でも今作は、そのズレを生み出す何かと日常のどちらに強いにおいを感じるかというと、前者かもしれない。それか、ズレによって日常が、単なる日常ではなくなっている。妙に土着的な空気が濃いんである。ニュアンスとしては、自分らが生きているような日常が浮き上がってずれたのではなく、日常が地面に引き込まれたみたいだなあ。地方の昔話にあるような、自然と生き物のにおいがむわっと全体にたちこめている。各篇のタイトルからもわかるけど、すごく日本的。こういう作品って、英語圏などではあまり出てこない気がする。特にアメリカでは。まあ歴史考えりゃ当たり前の話ではあるけどね。
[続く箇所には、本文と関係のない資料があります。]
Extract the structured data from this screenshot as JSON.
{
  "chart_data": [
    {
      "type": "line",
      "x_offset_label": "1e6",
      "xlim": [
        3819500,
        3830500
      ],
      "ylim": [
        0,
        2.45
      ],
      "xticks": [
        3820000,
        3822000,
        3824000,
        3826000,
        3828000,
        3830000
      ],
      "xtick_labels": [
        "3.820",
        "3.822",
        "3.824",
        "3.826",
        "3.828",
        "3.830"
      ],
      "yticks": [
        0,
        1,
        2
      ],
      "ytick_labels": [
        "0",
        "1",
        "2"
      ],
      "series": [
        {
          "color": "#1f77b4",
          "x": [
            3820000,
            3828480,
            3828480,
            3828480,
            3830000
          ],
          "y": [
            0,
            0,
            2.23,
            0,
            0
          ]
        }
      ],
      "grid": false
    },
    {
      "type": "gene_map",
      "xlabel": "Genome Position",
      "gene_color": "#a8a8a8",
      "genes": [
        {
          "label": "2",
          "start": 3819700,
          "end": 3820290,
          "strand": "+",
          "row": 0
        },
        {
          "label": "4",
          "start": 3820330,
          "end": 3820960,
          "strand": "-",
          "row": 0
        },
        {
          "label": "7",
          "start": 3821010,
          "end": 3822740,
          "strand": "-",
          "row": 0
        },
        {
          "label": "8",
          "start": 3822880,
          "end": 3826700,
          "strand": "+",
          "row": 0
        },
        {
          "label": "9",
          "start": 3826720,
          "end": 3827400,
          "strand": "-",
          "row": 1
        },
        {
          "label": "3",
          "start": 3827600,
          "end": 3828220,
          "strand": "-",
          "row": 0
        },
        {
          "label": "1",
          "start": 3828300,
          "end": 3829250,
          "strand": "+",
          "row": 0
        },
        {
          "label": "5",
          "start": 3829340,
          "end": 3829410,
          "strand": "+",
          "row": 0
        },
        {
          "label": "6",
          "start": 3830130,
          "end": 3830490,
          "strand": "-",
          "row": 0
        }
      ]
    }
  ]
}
んでこれを読んで強く思ったのは、彼女は作品に特別奥行きを持たせようとはしていないみたいだなということ。それは読む上での良し悪しにはあまり関係ないけど。あとがきにも書いてあったけど、確かに内田百輭に近い。読み終わって「で、なんなの?」と言いたくなる人、言い換えれば作品に何かしらの目的、意味を見出そうとする人(繰り返すけどそれは価値の序列には関係ない)は読んでもむかつくだけかもしれん(笑)。読み取ろうと思えば読み取れる作品(例えば「?鼠」とか)もあるけどね。わけのわからぬ面白さが好きな人にはそれなりにオススメできる。でも俺も結局、彼女の作品で特に好きなのは結構色々読み取れそうな「蛇を踏む」、一番整合性がある「センセイの鞄」だったりするんだけど(笑)。
なんか彼女の作品は、わけがわからぬ割に、あまり多様な読みを許さない気がするのだが。読んだ人の感想集めてみたら意外と似たり寄ったりのことを言ってる人が多そうだな。